This is a summary of chapter 6 Issues in Learning and Teaching Grammar of James Lee and Bill VanPatten’s book Making Communicative Language Teaching Happen from 2003 where they explore several misconceptions about the teaching of foreign language grammar and give language teachers some food for thought.
They go into detail about five common misconceptions held by language teachers around the world which are not true as research findings have already proved.
These five misconceptions are the belief that:
The first belief that many language teachers hold is the belief that something needs to be taught in the same way that they learned it themselves (Lee & VanPatten, 117-120). It is difficult to believe something else than the knowledge you have been taught for years and ‘know’ to be true, but it is worth it to give new thoughts and ideas a chance especially when they are based on research and the findings of experts.
The second belief that cannot be supported by evidence is that drills are effective tools for learning grammar. (Lee & VanPatten, 120-123). Isn’t this something that the classroom practice already shows? If you are a learner or teacher, how often have grammar drills not lead to the comprehension and correct application of the grammatical feature? Lee & VanPatten (120-123) differentiate between mechanical drills, meaningful drills and communicative drills.
Mechanical drills are those during which the student need not to attend meaning and for which there is only one correct response. (Lee & VanPatten, 121)
The difference between mechanical and meaningful drills is that the learner must attend to the meaning of both the stimulus and her own answer in order to complete the meaningful drill successfully. Yet there is still only one right answer, and the answer is already known top the participants. (Lee & VanPatten, 121)
Unlike the previous two drill types, communicative drills require attention to meaning, and the information contained in the learner’s answer is new and unknown to the person asking the question. Thus, the answer cannot be deemed right or wrong in terms of meaning conveyed. (Lee & VanPatten, 122)
For mechanical drills Lee & VanPatten cite different sources of research that have already proved that “not only was intensive drilling ineffective, it actually delayed the acquisition of the structures and forms that were drilled.” (Lee & VanPatten, 123).

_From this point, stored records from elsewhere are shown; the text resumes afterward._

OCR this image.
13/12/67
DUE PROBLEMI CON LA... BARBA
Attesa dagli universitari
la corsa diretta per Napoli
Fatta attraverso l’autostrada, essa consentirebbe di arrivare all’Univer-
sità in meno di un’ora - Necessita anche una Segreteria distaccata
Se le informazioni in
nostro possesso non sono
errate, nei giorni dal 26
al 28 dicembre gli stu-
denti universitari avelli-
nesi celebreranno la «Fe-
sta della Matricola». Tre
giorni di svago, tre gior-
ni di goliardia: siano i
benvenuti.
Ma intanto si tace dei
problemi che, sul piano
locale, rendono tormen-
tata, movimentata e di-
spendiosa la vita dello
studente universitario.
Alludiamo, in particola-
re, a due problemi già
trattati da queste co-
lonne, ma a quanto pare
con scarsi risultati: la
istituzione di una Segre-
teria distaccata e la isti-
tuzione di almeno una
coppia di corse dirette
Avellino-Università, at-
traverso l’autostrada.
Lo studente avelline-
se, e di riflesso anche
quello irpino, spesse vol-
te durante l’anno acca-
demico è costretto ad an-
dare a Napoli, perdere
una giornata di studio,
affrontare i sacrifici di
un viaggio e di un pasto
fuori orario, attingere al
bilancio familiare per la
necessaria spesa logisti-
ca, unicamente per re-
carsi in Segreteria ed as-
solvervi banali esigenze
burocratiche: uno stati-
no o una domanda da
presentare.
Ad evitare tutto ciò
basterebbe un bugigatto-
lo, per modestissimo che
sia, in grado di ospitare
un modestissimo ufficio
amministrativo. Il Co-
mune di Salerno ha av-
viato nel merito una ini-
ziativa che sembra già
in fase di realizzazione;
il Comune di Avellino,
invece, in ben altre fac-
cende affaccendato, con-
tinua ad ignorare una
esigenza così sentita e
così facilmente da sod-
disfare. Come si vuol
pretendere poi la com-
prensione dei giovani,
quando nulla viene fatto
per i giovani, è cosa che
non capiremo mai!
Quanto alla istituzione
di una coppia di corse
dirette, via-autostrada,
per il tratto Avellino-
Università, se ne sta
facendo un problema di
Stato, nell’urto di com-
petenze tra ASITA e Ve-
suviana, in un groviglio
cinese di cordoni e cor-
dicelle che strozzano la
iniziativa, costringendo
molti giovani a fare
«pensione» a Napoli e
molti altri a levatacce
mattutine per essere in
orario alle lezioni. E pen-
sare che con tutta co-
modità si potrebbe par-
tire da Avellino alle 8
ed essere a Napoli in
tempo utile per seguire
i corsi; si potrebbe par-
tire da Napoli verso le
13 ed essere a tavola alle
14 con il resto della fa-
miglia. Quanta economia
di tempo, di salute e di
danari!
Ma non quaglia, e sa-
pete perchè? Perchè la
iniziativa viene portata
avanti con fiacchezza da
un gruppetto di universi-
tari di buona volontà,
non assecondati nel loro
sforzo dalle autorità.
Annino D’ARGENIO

The third belief is reflected in the teaching practice when a grammatical feature is taught. Generally, the lesson includes an explanation of the rules and then the students need to apply what they have been taught. Lee & VanPatten (123) mention that the quality of a lessons is often even judged by how well a teacher is able to explain grammatical points. And they point out what I mentioned in my recent blog post about teaching grammar that learning and acquisition are two different processes and that explicit information about a grammatical feature is not necessary for the successful acquisition of the same (Lee & VanPatten, 123). VanPatten has done extensive research and studies about exactly this point.
The fourth belief that the first language is the source of all errors is also a common misconception which has been disproved by several studies (Lee & VanPatten, 126).

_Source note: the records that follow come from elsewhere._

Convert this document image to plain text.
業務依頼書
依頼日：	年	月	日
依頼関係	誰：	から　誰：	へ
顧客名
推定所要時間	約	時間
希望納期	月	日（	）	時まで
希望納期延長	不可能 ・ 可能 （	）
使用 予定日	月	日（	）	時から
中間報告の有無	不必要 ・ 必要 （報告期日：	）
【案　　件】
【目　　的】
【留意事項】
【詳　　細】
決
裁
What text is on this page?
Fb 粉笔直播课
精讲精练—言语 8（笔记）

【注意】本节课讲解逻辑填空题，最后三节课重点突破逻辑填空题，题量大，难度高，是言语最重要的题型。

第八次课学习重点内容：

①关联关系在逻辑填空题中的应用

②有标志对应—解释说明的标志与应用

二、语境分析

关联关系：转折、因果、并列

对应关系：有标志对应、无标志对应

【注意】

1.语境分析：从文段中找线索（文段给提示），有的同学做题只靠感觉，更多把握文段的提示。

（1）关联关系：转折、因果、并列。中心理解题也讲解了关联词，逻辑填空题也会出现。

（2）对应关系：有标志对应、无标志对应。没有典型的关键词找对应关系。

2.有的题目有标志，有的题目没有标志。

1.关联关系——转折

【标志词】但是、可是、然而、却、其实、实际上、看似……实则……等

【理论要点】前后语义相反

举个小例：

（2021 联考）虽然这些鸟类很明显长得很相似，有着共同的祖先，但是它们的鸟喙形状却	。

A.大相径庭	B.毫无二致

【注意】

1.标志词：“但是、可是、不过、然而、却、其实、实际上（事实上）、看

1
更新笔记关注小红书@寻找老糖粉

The fifth belief is that the acquisition of grammatical features involves the learning of paradigms. (Lee & VanPatten, 126). A paradigm is an overview of all the elements of a grammatical structure in form of a table or chart. For the German language this could be a table with the verb or adjective endings. Lee & Van Patten (127) point out that paradigms are abstractions and generalisations and are used to organize information and structure data, they do not correspond to how the knowledge is structured in the brain.
Lee and VanPatten (2003) give a more detailed explanation of all points and it is worth reading the book as a whole but definitely chapter 6 and chapter 7. Chapter 7 Processing Instruction and Structured Input is of great importance because both researchers actually show how the teaching of grammatical features could be adapted to how learners structure the input they receive. They also explain how you can make use of this information in your teaching practice.
The approach by Lee & VanPatten is very interesting and could give some insights into why grammar teaching in its traditional form has its limitations and why language teachers around the world should explore alternative ways in teaching grammar. In a future post I will share some practical ideas and exercises that are based on their theories.